NEPI Rockcastle has published its Q1 2024 business update, reporting a 12.7% uplift in net operating income (NOI) to €135 million during the first quarter versus Q1 2023. On a like-for-like basis, NOI was up 9.4%, driven by higher base rents and tenant turnover, as well as tight management of operating costs.
Tenant sales increased by 10.% in Q1 2024 versus the comparative period in 2023 with footfall up by 2.1%.
“We continue to generate robust growth, on the back of strong tenant performance and active asset management across our high-quality portfolio in Central and Eastern Europe. The strength of our markets can be seen in the positive trajectory of consumer spend which translated into double-digit growth in retailers’ sales. Demand for space, especially from international retailers, remains very strong, as shown by the high number of new leases signed and NEPI Rockcastle’s industry-leading occupancy rate. The operating expenses decreased from previous period, while the recovery of operating costs has improved. We continue to look for additional sources of growth, such as our renewable energy production initiative which is already positively contributing to our results. A top-up to the sustainability linked loan facility syndicated by the IFC provides additional resources for short-term refinancing needs and further enhances the Company’s green credentials,” comments Rudiger Dany, CEO of NEPI Rockcastle.
The Group’s retail vacancy was 2.2% on 31 March 2024, similar to the level as of 31 December 2023, confirming the strong demand for retail space. Rent collection for Q1 2024 was over 96% (100% for the full year) as of 30 April 2024. NEPI is in a strong liquidity position with €1.4 billion in cash and available committed credit facilities as of 31 March 2024 which includes a draw-down of €387 million, the first tranche of the green unsecured sustainability-linked loan facility syndicated by the IFC in December 2023. In April 2024, NEPI signed a €58 million increase to this facility bringing the total to €445 million.

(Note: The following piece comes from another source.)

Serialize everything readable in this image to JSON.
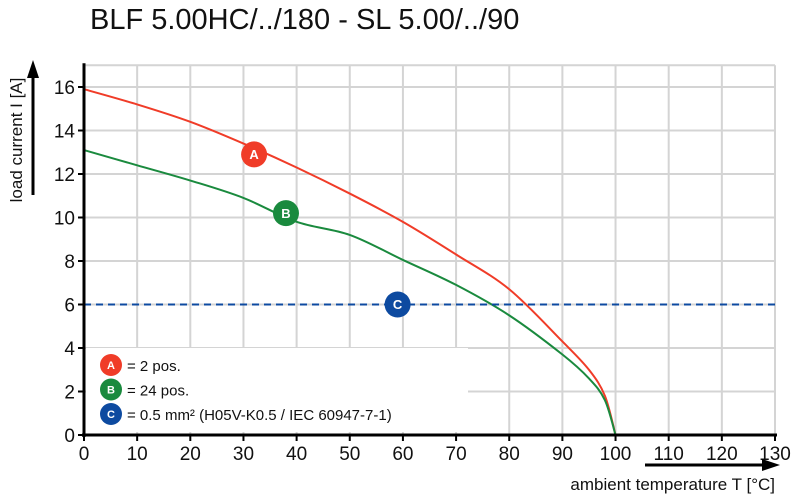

This facility is part of a strategic effort to support its sustainability initiatives in Romania and Bulgaria, and to prepare for the repayment of a €500 million bond maturing in November 2024. Apart from this bond, the Group has no other significant debt due in 2024.
The value of its investment portfolio was €7 billion as at 31 March 2024 (including Novi Sad in Serbia, classified as ‘held for sale’), marginally higher (+0.2%) compared to December 2023 due to investments in developments made during Q1 2024. No property valuations were done during the reporting period.

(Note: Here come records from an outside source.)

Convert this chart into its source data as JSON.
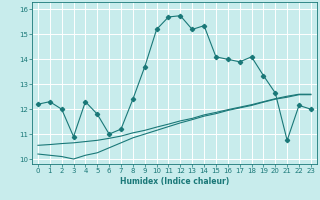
{
  "title": "",
  "xlabel": "Humidex (Indice chaleur)",
  "ylabel": "",
  "background_color": "#c8ecec",
  "grid_color": "#ffffff",
  "line_color": "#1a7878",
  "xlim": [
    -0.5,
    23.5
  ],
  "ylim": [
    9.8,
    16.3
  ],
  "xticks": [
    0,
    1,
    2,
    3,
    4,
    5,
    6,
    7,
    8,
    9,
    10,
    11,
    12,
    13,
    14,
    15,
    16,
    17,
    18,
    19,
    20,
    21,
    22,
    23
  ],
  "yticks": [
    10,
    11,
    12,
    13,
    14,
    15,
    16
  ],
  "series1_x": [
    0,
    1,
    2,
    3,
    4,
    5,
    6,
    7,
    8,
    9,
    10,
    11,
    12,
    13,
    14,
    15,
    16,
    17,
    18,
    19,
    20,
    21,
    22,
    23
  ],
  "series1_y": [
    12.2,
    12.3,
    12.0,
    10.9,
    12.3,
    11.8,
    11.0,
    11.2,
    12.4,
    13.7,
    15.2,
    15.7,
    15.75,
    15.2,
    15.35,
    14.1,
    14.0,
    13.9,
    14.1,
    13.35,
    12.65,
    10.75,
    12.15,
    12.0
  ],
  "series2_x": [
    0,
    1,
    2,
    3,
    4,
    5,
    6,
    7,
    8,
    9,
    10,
    11,
    12,
    13,
    14,
    15,
    16,
    17,
    18,
    19,
    20,
    21,
    22,
    23
  ],
  "series2_y": [
    10.2,
    10.15,
    10.1,
    10.0,
    10.15,
    10.25,
    10.45,
    10.65,
    10.85,
    11.0,
    11.15,
    11.3,
    11.45,
    11.58,
    11.72,
    11.82,
    11.95,
    12.05,
    12.15,
    12.28,
    12.4,
    12.48,
    12.58,
    12.58
  ],
  "series3_x": [
    0,
    1,
    2,
    3,
    4,
    5,
    6,
    7,
    8,
    9,
    10,
    11,
    12,
    13,
    14,
    15,
    16,
    17,
    18,
    19,
    20,
    21,
    22,
    23
  ],
  "series3_y": [
    10.55,
    10.58,
    10.62,
    10.65,
    10.7,
    10.75,
    10.83,
    10.92,
    11.05,
    11.15,
    11.28,
    11.4,
    11.53,
    11.63,
    11.77,
    11.87,
    11.98,
    12.08,
    12.18,
    12.3,
    12.42,
    12.52,
    12.6,
    12.6
  ]
}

Footfall was 2.1% higher in Q1 2024 compared to Q1 2023 with the pace of year-on-year growth accelerating slightly compared to the second half of 2023.
Tenant sales (excluding hypermarkets) in Q1 2024 increased by 10.5% compared to Q1 2023. All product categories recorded higher sales, except ‘Sporting Goods’ (-2.3%) with the best performing categories ‘Health & Beauty’ (+19%) and ‘Services’ (+18%). Fashion, the largest segment, saw sales increase by 9%.
In Q1 2024, the Group signed 272 new leases and lease renewals, for more than 72 700 m2 (3.4% of total GLA), of which 42% by gross lettable area (GLA) are new leases. International tenants accounted for 76% of newly leased GLA.
Works at development projects under construction are on schedule and within budget. The extension of Promenada Bucharest is scheduled to open in Q4 2026. Lease terms were agreed for 52% of the additional GLA. The redevelopment of Bonarka City Center is 68% complete and will be finalised in Q2 2025. The 5 900m2 extension of Ploiesti Shopping City is due to open in Q4 2024, with lease terms agreed for 79% of the additional GLA. Works on the refurbishment of Arena Mall Budapest started in April 2024 and will be completed in Q2 2028. Lease terms were agreed for 62% of the refurbished GLA.
Permitting is ongoing for Promenada Mall Plovdiv, a 60 500m2 GLA retail project in Bulgaria’s second largest city. Construction is expected to start in Q4 2024 with an estimated completion in Q4 2026. Preliminary retailer interest strong.
NEPI Rockcastle’s development pipeline under construction, or permitting, totals over €650 million, of which €206 million had been spent by 31 March 2024.
The Board reaffirms its guidance released in February 2024 that distributable earnings per share for the year will be approximately 4% higher than 2023 distributable earnings per share, with no change in the Company’s current 90% dividend payout ratio.
NEPI’s LTV was 31.5% as of 31 March 2024, comfortably below the Company’s 35% strategic threshold. The reported gearing ratio excludes the €55.3 million rights-of-use assets and equal amount of lease liabilities related to long-term land concessions associated with part of the Group’s properties located in Poland.